Hornet such a big buzz
Honda’s dramatic-looking newcomer is smooth and quick, writes CRAIG DUFF
COMPROMISE can be the best solution — just look at the Honda Hornet. This 600cc naked bike uses an engine derived from its RR racing sibling and an alloy chassis that begs to be pointed at corners.
It’s nimble, good under brakes and has more than enough grunt for road work. The dramatic looks — courtesy of the over-and-under headlight set-up — just add to the package.
A decent two-up ride shows the Hornet to be a willing performer, with only the steepest inclines giving you cause to work the gearbox and rev range on the inline four-cylinder.
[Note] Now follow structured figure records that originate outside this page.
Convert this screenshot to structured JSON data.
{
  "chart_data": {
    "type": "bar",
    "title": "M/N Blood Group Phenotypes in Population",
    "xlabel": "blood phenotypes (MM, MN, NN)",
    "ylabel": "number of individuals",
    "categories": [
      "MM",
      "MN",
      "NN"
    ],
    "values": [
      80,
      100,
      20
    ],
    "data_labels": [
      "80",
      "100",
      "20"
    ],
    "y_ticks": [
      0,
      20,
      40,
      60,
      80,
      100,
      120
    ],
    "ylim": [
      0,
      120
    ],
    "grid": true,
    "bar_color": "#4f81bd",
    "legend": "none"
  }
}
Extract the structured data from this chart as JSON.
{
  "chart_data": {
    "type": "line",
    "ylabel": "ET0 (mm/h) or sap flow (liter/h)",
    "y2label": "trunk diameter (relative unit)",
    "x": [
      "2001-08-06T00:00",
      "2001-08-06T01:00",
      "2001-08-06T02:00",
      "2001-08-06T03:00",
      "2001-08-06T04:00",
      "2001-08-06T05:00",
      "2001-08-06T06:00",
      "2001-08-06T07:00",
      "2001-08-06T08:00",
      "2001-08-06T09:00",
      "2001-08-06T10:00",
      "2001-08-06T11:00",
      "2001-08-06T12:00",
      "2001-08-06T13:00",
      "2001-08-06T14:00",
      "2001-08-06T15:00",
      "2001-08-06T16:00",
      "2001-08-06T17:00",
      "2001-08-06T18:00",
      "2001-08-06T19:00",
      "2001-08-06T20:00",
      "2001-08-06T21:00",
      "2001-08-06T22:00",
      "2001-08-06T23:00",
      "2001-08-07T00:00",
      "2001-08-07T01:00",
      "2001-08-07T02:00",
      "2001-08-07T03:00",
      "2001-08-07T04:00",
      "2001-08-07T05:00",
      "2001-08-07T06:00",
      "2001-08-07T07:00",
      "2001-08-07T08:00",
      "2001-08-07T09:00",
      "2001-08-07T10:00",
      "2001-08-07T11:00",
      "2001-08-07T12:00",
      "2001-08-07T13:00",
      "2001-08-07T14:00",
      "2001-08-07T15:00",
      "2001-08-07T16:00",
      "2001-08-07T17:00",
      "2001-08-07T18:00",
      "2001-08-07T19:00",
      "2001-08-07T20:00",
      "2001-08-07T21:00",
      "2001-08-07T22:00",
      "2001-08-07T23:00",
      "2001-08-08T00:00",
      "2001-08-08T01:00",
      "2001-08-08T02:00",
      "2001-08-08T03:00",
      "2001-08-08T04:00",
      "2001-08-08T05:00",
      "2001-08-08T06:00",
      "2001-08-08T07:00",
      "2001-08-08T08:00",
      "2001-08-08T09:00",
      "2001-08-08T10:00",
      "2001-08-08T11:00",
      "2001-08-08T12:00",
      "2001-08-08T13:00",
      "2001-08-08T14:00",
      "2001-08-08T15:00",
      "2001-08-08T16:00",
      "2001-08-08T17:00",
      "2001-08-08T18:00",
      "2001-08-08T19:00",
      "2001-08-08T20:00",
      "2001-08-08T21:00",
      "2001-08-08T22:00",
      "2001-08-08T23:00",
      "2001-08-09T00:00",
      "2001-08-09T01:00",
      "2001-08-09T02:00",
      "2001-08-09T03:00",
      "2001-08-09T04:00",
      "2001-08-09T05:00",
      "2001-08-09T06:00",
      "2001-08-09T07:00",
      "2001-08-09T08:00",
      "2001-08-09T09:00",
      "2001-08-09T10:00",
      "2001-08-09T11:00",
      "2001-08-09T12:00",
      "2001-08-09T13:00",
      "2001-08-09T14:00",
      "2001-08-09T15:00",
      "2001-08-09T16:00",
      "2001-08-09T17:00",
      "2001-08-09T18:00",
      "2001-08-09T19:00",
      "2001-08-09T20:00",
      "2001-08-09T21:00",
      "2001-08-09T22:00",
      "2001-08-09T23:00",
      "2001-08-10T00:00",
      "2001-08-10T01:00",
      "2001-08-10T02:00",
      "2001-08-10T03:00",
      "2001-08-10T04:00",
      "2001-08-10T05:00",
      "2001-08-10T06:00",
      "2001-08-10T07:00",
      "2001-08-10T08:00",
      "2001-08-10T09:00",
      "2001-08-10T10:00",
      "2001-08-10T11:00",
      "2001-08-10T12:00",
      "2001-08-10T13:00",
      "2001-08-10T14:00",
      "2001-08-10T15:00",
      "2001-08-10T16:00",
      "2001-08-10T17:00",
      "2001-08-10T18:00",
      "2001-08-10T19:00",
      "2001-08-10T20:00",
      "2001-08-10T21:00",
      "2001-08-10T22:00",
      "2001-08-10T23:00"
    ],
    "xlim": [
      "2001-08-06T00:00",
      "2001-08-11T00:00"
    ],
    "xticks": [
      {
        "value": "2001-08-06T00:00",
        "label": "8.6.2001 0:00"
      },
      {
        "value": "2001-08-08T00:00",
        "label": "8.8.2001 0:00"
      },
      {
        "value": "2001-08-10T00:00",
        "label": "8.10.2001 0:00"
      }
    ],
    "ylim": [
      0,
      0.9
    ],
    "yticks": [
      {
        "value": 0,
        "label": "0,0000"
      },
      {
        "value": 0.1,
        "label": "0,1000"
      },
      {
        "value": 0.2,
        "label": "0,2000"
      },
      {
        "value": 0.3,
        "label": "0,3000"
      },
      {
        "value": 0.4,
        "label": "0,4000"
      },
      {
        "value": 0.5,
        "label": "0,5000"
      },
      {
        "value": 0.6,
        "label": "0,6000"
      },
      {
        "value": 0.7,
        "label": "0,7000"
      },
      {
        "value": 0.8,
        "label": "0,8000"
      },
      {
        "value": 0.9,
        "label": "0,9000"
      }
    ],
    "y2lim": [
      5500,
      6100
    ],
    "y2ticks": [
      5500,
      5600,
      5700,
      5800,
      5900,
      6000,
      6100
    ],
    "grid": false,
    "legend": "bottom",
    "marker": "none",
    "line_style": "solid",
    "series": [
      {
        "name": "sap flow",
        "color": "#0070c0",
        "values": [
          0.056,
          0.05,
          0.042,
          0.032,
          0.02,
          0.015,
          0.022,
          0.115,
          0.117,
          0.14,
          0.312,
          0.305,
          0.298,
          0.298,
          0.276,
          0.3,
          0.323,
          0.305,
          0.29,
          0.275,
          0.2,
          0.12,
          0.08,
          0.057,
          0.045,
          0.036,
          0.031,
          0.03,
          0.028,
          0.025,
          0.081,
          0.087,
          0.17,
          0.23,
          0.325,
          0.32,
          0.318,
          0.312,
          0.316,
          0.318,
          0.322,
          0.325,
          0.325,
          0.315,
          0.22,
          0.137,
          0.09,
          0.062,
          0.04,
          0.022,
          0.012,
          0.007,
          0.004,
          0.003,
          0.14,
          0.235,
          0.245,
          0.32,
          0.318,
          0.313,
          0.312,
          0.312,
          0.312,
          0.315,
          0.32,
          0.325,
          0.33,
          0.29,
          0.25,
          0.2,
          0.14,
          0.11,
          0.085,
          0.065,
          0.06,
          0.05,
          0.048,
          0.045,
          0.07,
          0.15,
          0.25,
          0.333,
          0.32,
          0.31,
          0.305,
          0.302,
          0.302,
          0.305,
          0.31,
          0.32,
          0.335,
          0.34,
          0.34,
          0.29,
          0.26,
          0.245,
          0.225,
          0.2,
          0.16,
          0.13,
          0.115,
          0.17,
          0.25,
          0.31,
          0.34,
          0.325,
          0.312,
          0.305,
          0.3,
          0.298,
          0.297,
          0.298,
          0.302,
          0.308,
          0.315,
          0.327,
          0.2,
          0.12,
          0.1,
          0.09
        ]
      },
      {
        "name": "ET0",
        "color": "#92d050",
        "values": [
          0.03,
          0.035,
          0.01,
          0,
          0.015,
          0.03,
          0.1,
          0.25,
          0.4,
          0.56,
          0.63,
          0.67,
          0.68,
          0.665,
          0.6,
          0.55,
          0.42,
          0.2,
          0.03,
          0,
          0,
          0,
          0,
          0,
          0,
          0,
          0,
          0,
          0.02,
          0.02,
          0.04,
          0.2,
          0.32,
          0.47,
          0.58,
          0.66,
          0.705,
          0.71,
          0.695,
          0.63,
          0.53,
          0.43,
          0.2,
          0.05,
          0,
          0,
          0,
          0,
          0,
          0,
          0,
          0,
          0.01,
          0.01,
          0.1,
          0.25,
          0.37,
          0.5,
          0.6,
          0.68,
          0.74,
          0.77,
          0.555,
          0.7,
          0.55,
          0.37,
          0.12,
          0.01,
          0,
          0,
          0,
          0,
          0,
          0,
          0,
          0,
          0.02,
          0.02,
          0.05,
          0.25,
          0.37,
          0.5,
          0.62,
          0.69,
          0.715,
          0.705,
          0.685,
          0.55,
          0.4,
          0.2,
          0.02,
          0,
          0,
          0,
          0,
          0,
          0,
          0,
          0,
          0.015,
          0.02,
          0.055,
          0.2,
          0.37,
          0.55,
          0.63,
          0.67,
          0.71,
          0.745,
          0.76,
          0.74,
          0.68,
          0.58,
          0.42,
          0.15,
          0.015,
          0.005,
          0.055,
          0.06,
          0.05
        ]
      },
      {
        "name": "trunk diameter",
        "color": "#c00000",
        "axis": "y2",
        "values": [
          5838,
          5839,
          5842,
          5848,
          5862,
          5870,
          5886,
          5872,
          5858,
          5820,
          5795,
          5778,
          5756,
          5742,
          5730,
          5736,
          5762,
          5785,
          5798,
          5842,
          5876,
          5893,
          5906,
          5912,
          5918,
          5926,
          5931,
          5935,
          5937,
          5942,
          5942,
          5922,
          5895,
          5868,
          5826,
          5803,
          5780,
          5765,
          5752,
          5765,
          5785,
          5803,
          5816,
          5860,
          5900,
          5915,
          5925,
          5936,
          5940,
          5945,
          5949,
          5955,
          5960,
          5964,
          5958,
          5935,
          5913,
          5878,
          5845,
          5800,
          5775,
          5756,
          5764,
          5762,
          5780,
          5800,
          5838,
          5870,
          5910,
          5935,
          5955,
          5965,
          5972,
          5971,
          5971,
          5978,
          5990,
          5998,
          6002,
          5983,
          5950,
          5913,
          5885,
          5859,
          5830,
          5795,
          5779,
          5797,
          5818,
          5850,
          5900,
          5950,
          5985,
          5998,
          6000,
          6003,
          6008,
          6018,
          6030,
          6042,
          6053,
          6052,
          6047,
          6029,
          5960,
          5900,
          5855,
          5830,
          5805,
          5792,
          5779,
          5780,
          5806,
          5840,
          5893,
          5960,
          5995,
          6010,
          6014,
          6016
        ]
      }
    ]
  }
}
Mid-sized engines shouldn’t be this tractable and in the light chassis it translates into smooth, controlled and quick riding.
The snub-ended exhaust
is an engineering work of art — it looks too short to be Euro3 emissions compliant — and enhances the minimal styling, but needs a touch more bark to match the bike’s bite.
Ridden intelligently, 300km trips are achievable from the 19-litre tank. Work the midrange on a run through the hills and you will still get better than 200km between fills.
And you can ride it all day. The riding position is fairly neutral and doesn’t cause any stress on the wrists or forearms and the seat is reasonably comfortable and only 800mm off the deck.
Honda’s aim with this bike was to improve handling by cutting weight and the Hornet begs comparisons in price and performance with Triumph’s Street Triple.
Given the Triple has a gem of a 675cc engine, it’s a compliment to the Honda, but there’s no doubt a committed rider won’t be disgraced on the Japanese bike.
It coaxes performance from the rider by communicating exactly what it’s doing and giving you a fair idea of when it’s going to stop doing it. That invites late braking and early twists on the grip.
You’re buying to a price point here, so the front suspension doesn’t have any adjustment and the rear end offers seven steps on the preload, but you’re already in a world of pain if you’re bottoming out the Hornet.
It’s such a versatile performer there are few situations in which you will find it wanting. Except perhaps, in showrooms, where it will sit alongside its 900cc big brother — and be ignored because too many people are captivated by capacity, rather than capability.